Over selling and underdoing.

Warning: The following is primarily a rant! You might not find it applicable in your situation, or you might simply not care. You have been warned 🙂

Having been a consultant for a while now, i am constantly amazed at how solutions are made up and what is sold simply because it has a buzz-word in its title or description.

For example. A salesperson selling a firewall because it has “Intrusion Prevention” listed down the list in its feature-set. Most companies we deal with dont have the resources nor the need to deploy any form of IPS solution.

I know this is what makes a good sales-person, but its what irks me as a technician. Ofcourse i like to play with shiny new toys. But believe it or not, i do have a consciousness…

Another example: “The client must have a QoS policy!” – Why? are there any technical advantages the customer will gain because of it? would it be better to simply buy a bigger pipe for the money saved?

A real life example of this happened to me a few weeks back. A client only used their MPLS network to carry voice traffic. Nothing else! To that extend the provider took the same approach and simply oversold the solution by adding a hefty “fine” for each MPLS VPN location – Read: a fine thats 90% of the cost of the line itself. I noticed this, and asked what good it would do for me. The response was “We give your voice data priority”. While that might be true internal to their backbone, if they have promised me a 10Mbit MPLS and they seem incapable of providing me this with the latency SLA they have signed, then they are breaching their own SLA anyways. Why should the client pay extra to make sure the ISP provides the service they promised in the first place?

So a client, with say, 50 employees. Do they really need a redundant vmware setup with the newest cpu generations, including fiber channel storage and so on and so forth?

Maybe. But would it be better to ask the client to spend the same amount of money and spend more hours with the client, testing with them, make failover scenarios, do a great documentation that both parties can live with?
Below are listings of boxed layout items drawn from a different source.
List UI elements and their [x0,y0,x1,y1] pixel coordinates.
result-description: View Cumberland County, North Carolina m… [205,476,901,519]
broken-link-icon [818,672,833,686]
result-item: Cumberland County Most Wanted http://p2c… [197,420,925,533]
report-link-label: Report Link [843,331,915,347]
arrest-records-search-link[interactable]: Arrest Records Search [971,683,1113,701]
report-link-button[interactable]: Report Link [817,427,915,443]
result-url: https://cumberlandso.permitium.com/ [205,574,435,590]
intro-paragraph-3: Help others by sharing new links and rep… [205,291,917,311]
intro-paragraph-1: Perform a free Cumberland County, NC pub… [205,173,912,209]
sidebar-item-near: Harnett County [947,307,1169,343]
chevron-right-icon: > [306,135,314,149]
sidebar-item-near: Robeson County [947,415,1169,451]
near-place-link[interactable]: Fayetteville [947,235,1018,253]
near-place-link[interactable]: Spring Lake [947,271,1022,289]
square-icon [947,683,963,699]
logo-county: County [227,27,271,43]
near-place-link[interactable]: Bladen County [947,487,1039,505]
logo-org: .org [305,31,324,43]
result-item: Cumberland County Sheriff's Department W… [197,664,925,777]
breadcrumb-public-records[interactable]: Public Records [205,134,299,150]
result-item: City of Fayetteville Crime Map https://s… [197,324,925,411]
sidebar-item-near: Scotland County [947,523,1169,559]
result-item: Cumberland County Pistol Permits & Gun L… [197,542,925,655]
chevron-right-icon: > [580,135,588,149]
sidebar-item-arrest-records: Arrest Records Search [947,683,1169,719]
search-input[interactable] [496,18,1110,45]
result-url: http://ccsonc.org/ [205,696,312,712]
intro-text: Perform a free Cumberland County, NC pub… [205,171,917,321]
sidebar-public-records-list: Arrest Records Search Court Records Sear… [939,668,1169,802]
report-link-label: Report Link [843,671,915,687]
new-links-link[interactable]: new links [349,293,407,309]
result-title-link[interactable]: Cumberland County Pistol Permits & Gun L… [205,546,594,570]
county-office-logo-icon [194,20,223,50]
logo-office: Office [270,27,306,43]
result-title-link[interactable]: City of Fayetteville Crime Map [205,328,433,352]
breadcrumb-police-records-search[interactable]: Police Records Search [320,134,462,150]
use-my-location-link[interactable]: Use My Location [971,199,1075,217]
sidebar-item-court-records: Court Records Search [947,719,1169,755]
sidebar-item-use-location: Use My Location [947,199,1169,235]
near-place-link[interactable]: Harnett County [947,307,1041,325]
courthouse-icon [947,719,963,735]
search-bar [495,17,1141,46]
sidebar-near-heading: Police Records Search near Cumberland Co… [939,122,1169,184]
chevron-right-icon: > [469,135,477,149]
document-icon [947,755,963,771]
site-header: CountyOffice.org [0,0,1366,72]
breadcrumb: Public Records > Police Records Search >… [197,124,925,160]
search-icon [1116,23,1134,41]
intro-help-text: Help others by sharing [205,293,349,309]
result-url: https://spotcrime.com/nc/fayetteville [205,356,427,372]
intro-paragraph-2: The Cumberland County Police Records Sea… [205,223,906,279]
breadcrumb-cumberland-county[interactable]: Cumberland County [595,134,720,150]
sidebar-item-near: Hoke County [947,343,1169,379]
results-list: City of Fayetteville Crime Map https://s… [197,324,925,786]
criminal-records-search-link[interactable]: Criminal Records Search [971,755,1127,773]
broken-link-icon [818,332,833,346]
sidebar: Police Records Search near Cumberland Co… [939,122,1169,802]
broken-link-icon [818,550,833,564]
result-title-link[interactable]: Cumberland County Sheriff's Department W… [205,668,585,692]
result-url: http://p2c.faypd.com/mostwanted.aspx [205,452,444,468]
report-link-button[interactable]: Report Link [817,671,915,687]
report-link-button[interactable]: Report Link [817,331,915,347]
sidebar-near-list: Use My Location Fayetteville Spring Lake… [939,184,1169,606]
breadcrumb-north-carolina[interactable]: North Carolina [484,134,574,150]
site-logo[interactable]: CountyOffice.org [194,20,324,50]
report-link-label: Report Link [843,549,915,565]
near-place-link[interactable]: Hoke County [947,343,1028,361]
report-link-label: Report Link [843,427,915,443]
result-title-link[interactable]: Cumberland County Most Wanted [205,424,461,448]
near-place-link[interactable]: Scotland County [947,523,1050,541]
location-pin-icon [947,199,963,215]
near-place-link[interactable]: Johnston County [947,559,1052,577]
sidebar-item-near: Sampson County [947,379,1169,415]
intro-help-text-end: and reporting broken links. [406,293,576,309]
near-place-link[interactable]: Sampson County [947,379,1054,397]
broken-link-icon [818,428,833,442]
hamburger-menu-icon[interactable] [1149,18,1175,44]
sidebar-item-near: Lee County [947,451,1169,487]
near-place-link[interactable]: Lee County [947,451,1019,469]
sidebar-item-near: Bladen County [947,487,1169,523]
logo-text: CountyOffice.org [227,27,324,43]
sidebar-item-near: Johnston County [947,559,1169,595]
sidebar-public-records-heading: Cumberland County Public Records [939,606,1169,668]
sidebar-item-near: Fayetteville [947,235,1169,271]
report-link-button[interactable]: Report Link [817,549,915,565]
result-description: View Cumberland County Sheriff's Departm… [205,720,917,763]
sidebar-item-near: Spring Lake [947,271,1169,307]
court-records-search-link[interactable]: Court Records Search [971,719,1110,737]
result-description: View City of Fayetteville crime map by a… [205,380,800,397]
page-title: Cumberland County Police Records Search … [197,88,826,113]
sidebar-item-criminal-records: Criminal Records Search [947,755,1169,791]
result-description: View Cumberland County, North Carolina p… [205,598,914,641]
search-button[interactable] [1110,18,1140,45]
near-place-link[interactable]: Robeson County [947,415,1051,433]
Often alot of money are poured into the hardware of the solutions instead of spending money where it really matters, namely putting it all together and working like its supposed to, or even better, like the customer expects it to. I know its harder to sell, but its the right thing to do.

Maybe. What im getting at, is that the solution should match the problem. Roughly. Sometimes it really is best to think a bit ahead and make sure that the clients needs are covered for a while. But dont make it any more complex, expensive or redundant than it has to be!